A game like SEA’s Free Fire has 180 million monthly active users. Since it dominates a lot of the infrastructure, it’s hard for rivals to move into the same region. But Rydon said that a decentralized network could compete against the market leader’s infrastructure by aggregating GPUs from multiple providers who come in when the demand and price is right. It’s not unlike the validators who ensure correct computing results in a blockchain network.
As for the focus on gaming, Rydon said. “We have to have a value proposition. We’re a young company, we have to dial in to a specific space. At the moment, we’re dialing into gaming. We love the democratization that this technology allows the gaming sector to experience.”
If a company wants to get more GPUs and it can’t get them, it runs the risk of being out of luck as it needs more computing resources. But if it can tap its neighbors in the decentralized network, then there is more capacity in the market that it could purchase on the fly.
“We are actually built as a solution for that problem,” Rydon said.

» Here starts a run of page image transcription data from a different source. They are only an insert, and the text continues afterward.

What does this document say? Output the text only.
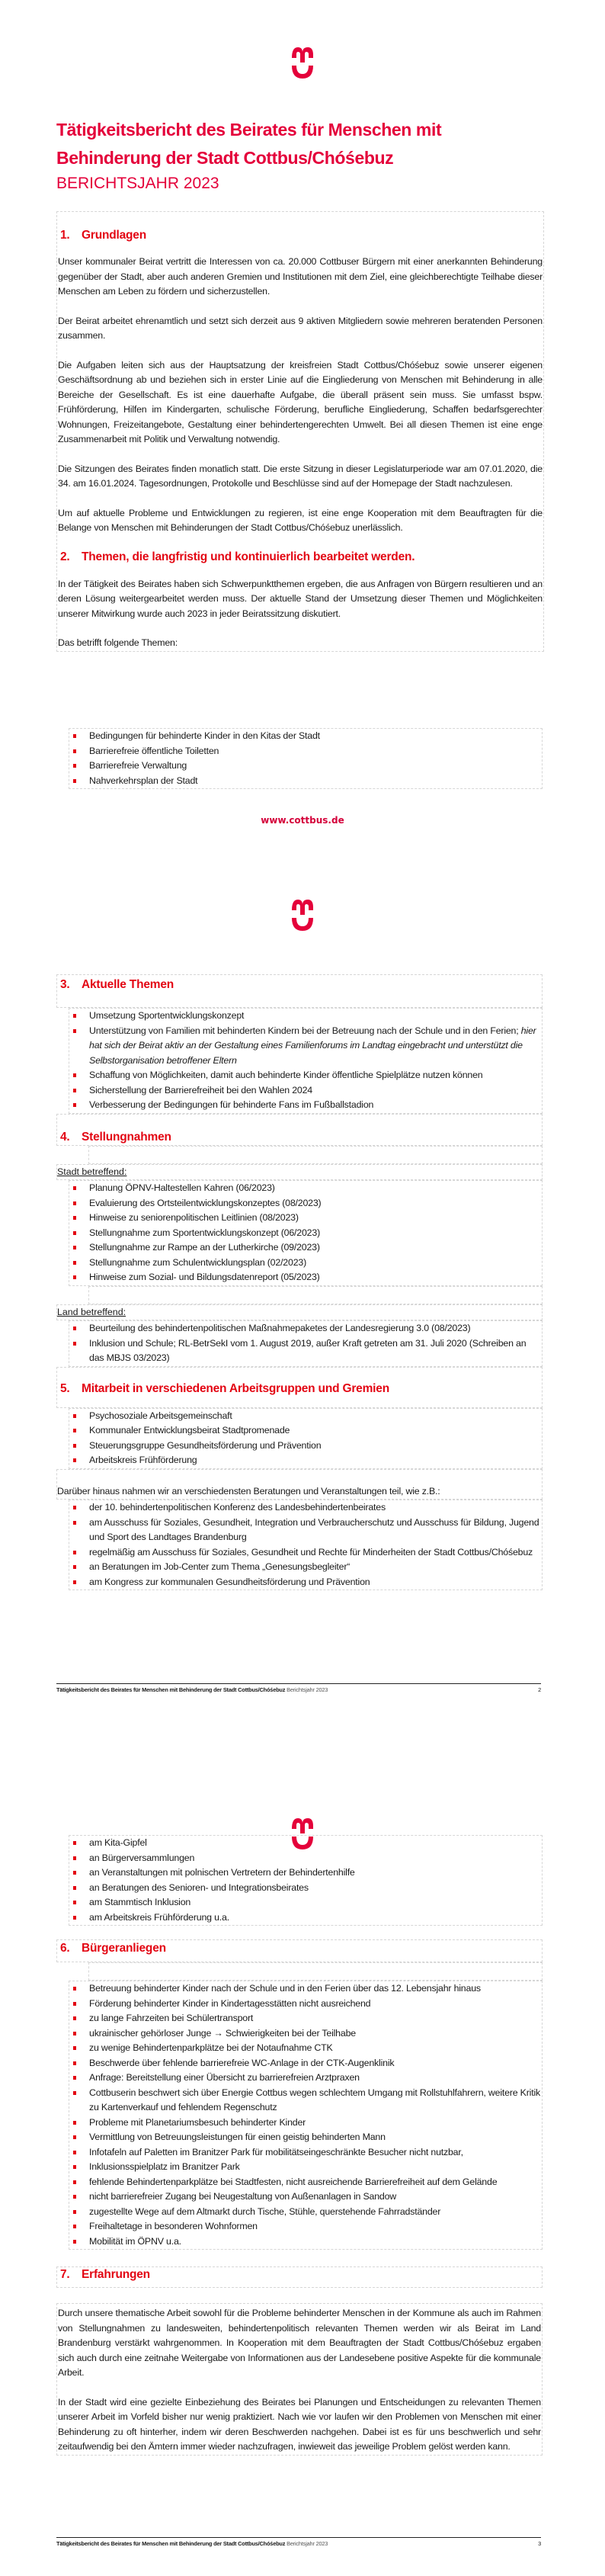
Tätigkeitsbericht des Beirates für Menschen mit
Behinderung der Stadt Cottbus/Chóśebuz
BERICHTSJAHR 2023
1. Grundlagen

Unser kommunaler Beirat vertritt die Interessen von ca. 20.000 Cottbuser Bürgern mit einer anerkannten Behinderung gegenüber der Stadt, aber auch anderen Gremien und Institutionen mit dem Ziel, eine gleichberechtigte Teilhabe dieser Menschen am Leben zu fördern und sicherzustellen.

Der Beirat arbeitet ehrenamtlich und setzt sich derzeit aus 9 aktiven Mitgliedern sowie mehreren beratenden Personen zusammen.

Die Aufgaben leiten sich aus der Hauptsatzung der kreisfreien Stadt Cottbus/Chóśebuz sowie unserer eigenen Geschäftsordnung ab und beziehen sich in erster Linie auf die Eingliederung von Menschen mit Behinderung in alle Bereiche der Gesellschaft. Es ist eine dauerhafte Aufgabe, die überall präsent sein muss. Sie umfasst bspw. Frühförderung, Hilfen im Kindergarten, schulische Förderung, berufliche Eingliederung, Schaffen bedarfsgerechter Wohnungen, Freizeitangebote, Gestaltung einer behindertengerechten Umwelt. Bei all diesen Themen ist eine enge Zusammenarbeit mit Politik und Verwaltung notwendig.

Die Sitzungen des Beirates finden monatlich statt. Die erste Sitzung in dieser Legislaturperiode war am 07.01.2020, die 34. am 16.01.2024. Tagesordnungen, Protokolle und Beschlüsse sind auf der Homepage der Stadt nachzulesen.

Um auf aktuelle Probleme und Entwicklungen zu regieren, ist eine enge Kooperation mit dem Beauftragten für die Belange von Menschen mit Behinderungen der Stadt Cottbus/Chóśebuz unerlässlich.

2. Themen, die langfristig und kontinuierlich bearbeitet werden.

In der Tätigkeit des Beirates haben sich Schwerpunktthemen ergeben, die aus Anfragen von Bürgern resultieren und an deren Lösung weitergearbeitet werden muss. Der aktuelle Stand der Umsetzung dieser Themen und Möglichkeiten unserer Mitwirkung wurde auch 2023 in jeder Beiratssitzung diskutiert.

Das betrifft folgende Themen:

Bedingungen für behinderte Kinder in den Kitas der Stadt
Barrierefreie öffentliche Toiletten
Barrierefreie Verwaltung
Nahverkehrsplan der Stadt
www.cottbus.de
3. Aktuelle Themen
Umsetzung Sportentwicklungskonzept
Unterstützung von Familien mit behinderten Kindern bei der Betreuung nach der Schule und in den Ferien; hier hat sich der Beirat aktiv an der Gestaltung eines Familienforums im Landtag eingebracht und unterstützt die Selbstorganisation betroffener Eltern
Schaffung von Möglichkeiten, damit auch behinderte Kinder öffentliche Spielplätze nutzen können
Sicherstellung der Barrierefreiheit bei den Wahlen 2024
Verbesserung der Bedingungen für behinderte Fans im Fußballstadion
4. Stellungnahmen
Stadt betreffend:
Planung ÖPNV-Haltestellen Kahren (06/2023)
Evaluierung des Ortsteilentwicklungskonzeptes (08/2023)
Hinweise zu seniorenpolitischen Leitlinien (08/2023)
Stellungnahme zum Sportentwicklungskonzept (06/2023)
Stellungnahme zur Rampe an der Lutherkirche (09/2023)
Stellungnahme zum Schulentwicklungsplan (02/2023)
Hinweise zum Sozial- und Bildungsdatenreport (05/2023)
Land betreffend:
Beurteilung des behindertenpolitischen Maßnahmepaketes der Landesregierung 3.0 (08/2023)
Inklusion und Schule; RL-BetrSekI vom 1. August 2019, außer Kraft getreten am 31. Juli 2020 (Schreiben an das MBJS 03/2023)
5. Mitarbeit in verschiedenen Arbeitsgruppen und Gremien
Psychosoziale Arbeitsgemeinschaft
Kommunaler Entwicklungsbeirat Stadtpromenade
Steuerungsgruppe Gesundheitsförderung und Prävention
Arbeitskreis Frühförderung

Darüber hinaus nahmen wir an verschiedensten Beratungen und Veranstaltungen teil, wie z.B.:

der 10. behindertenpolitischen Konferenz des Landesbehindertenbeirates
am Ausschuss für Soziales, Gesundheit, Integration und Verbraucherschutz und Ausschuss für Bildung, Jugend und Sport des Landtages Brandenburg
regelmäßig am Ausschuss für Soziales, Gesundheit und Rechte für Minderheiten der Stadt Cottbus/Chóśebuz
an Beratungen im Job-Center zum Thema „Genesungsbegleiter“
am Kongress zur kommunalen Gesundheitsförderung und Prävention
Tätigkeitsbericht des Beirates für Menschen mit Behinderung der Stadt Cottbus/Chóśebuz Berichtsjahr 2023	2
am Kita-Gipfel
an Bürgerversammlungen
an Veranstaltungen mit polnischen Vertretern der Behindertenhilfe
an Beratungen des Senioren- und Integrationsbeirates
am Stammtisch Inklusion
am Arbeitskreis Frühförderung u.a.
6. Bürgeranliegen
Betreuung behinderter Kinder nach der Schule und in den Ferien über das 12. Lebensjahr hinaus
Förderung behinderter Kinder in Kindertagesstätten nicht ausreichend
zu lange Fahrzeiten bei Schülertransport
ukrainischer gehörloser Junge → Schwierigkeiten bei der Teilhabe
zu wenige Behindertenparkplätze bei der Notaufnahme CTK
Beschwerde über fehlende barrierefreie WC-Anlage in der CTK-Augenklinik
Anfrage: Bereitstellung einer Übersicht zu barrierefreien Arztpraxen
Cottbuserin beschwert sich über Energie Cottbus wegen schlechtem Umgang mit Rollstuhlfahrern, weitere Kritik zu Kartenverkauf und fehlendem Regenschutz
Probleme mit Planetariumsbesuch behinderter Kinder
Vermittlung von Betreuungsleistungen für einen geistig behinderten Mann
Infotafeln auf Paletten im Branitzer Park für mobilitätseingeschränkte Besucher nicht nutzbar,
Inklusionsspielplatz im Branitzer Park
fehlende Behindertenparkplätze bei Stadtfesten, nicht ausreichende Barrierefreiheit auf dem Gelände
nicht barrierefreier Zugang bei Neugestaltung von Außenanlagen in Sandow
zugestellte Wege auf dem Altmarkt durch Tische, Stühle, querstehende Fahrradständer
Freihaltetage in besonderen Wohnformen
Mobilität im ÖPNV u.a.
7. Erfahrungen

Durch unsere thematische Arbeit sowohl für die Probleme behinderter Menschen in der Kommune als auch im Rahmen von Stellungnahmen zu landesweiten, behindertenpolitisch relevanten Themen werden wir als Beirat im Land Brandenburg verstärkt wahrgenommen. In Kooperation mit dem Beauftragten der Stadt Cottbus/Chóśebuz ergaben sich auch durch eine zeitnahe Weitergabe von Informationen aus der Landesebene positive Aspekte für die kommunale Arbeit.

In der Stadt wird eine gezielte Einbeziehung des Beirates bei Planungen und Entscheidungen zu relevanten Themen unserer Arbeit im Vorfeld bisher nur wenig praktiziert. Nach wie vor laufen wir den Problemen von Menschen mit einer Behinderung zu oft hinterher, indem wir deren Beschwerden nachgehen. Dabei ist es für uns beschwerlich und sehr zeitaufwendig bei den Ämtern immer wieder nachzufragen, inwieweit das jeweilige Problem gelöst werden kann.

Tätigkeitsbericht des Beirates für Menschen mit Behinderung der Stadt Cottbus/Chóśebuz Berichtsjahr 2023	3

And if there is a recession that means a lot of the GPUs in one company are underutilized, that company could farm them out.

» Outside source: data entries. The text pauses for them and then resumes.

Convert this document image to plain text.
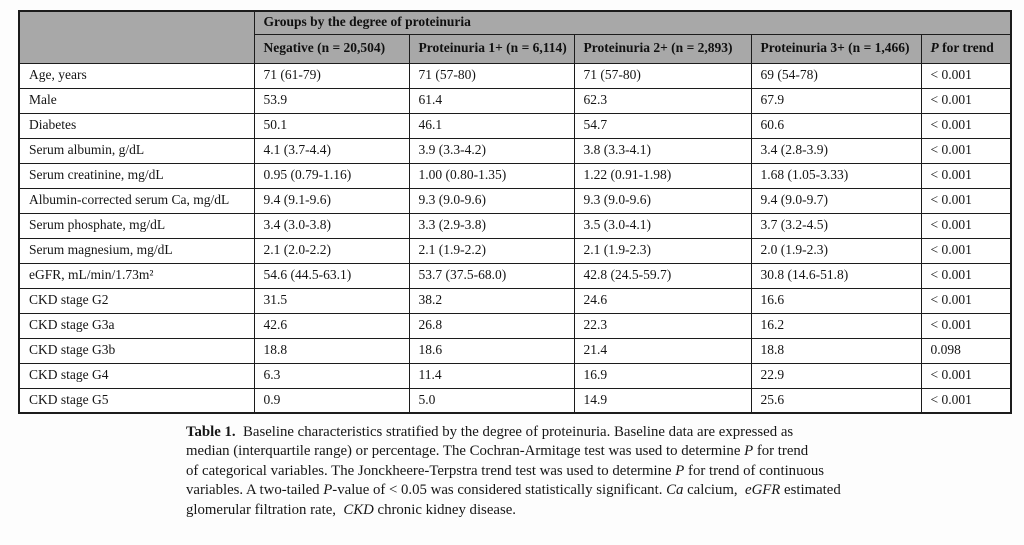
	Groups by the degree of proteinuria				
	Negative (n = 20,504)	Proteinuria 1+ (n = 6,114)	Proteinuria 2+ (n = 2,893)	Proteinuria 3+ (n = 1,466)	P for trend
Age, years	71 (61-79)	71 (57-80)	71 (57-80)	69 (54-78)	< 0.001
Male	53.9	61.4	62.3	67.9	< 0.001
Diabetes	50.1	46.1	54.7	60.6	< 0.001
Serum albumin, g/dL	4.1 (3.7-4.4)	3.9 (3.3-4.2)	3.8 (3.3-4.1)	3.4 (2.8-3.9)	< 0.001
Serum creatinine, mg/dL	0.95 (0.79-1.16)	1.00 (0.80-1.35)	1.22 (0.91-1.98)	1.68 (1.05-3.33)	< 0.001
Albumin-corrected serum Ca, mg/dL	9.4 (9.1-9.6)	9.3 (9.0-9.6)	9.3 (9.0-9.6)	9.4 (9.0-9.7)	< 0.001
Serum phosphate, mg/dL	3.4 (3.0-3.8)	3.3 (2.9-3.8)	3.5 (3.0-4.1)	3.7 (3.2-4.5)	< 0.001
Serum magnesium, mg/dL	2.1 (2.0-2.2)	2.1 (1.9-2.2)	2.1 (1.9-2.3)	2.0 (1.9-2.3)	< 0.001
eGFR, mL/min/1.73m²	54.6 (44.5-63.1)	53.7 (37.5-68.0)	42.8 (24.5-59.7)	30.8 (14.6-51.8)	< 0.001
CKD stage G2	31.5	38.2	24.6	16.6	< 0.001
CKD stage G3a	42.6	26.8	22.3	16.2	< 0.001
CKD stage G3b	18.8	18.6	21.4	18.8	0.098
CKD stage G4	6.3	11.4	16.9	22.9	< 0.001
CKD stage G5	0.9	5.0	14.9	25.6	< 0.001
Table 1.  Baseline characteristics stratified by the degree of proteinuria. Baseline data are expressed as
median (interquartile range) or percentage. The Cochran-Armitage test was used to determine P for trend
of categorical variables. The Jonckheere-Terpstra trend test was used to determine P for trend of continuous
variables. A two-tailed P-value of < 0.05 was considered statistically significant. Ca calcium,  eGFR estimated
glomerular filtration rate,  CKD chronic kidney disease.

Rydon said the company is scaling in Southeast Asia where growth is pretty big right now. The company will be deploying maybe 15 nodes across the region in the new few months, enabling the equivalent of 100,000 monthly active users onto its ecosystem. Then it will become easier for game companies to deploy in places like Indonesia or Malaysia. Rydon said the company has a number of users for its infrastructure in Thailand, Hong Kong, Singapore, Latin America and Brazil. It will also launch in Japan and South Korea soon. In providing computing resources where they are needed, Aethir takes a cut.
Overall, Aethir has more than 10 games on its network with more than 200,000 users.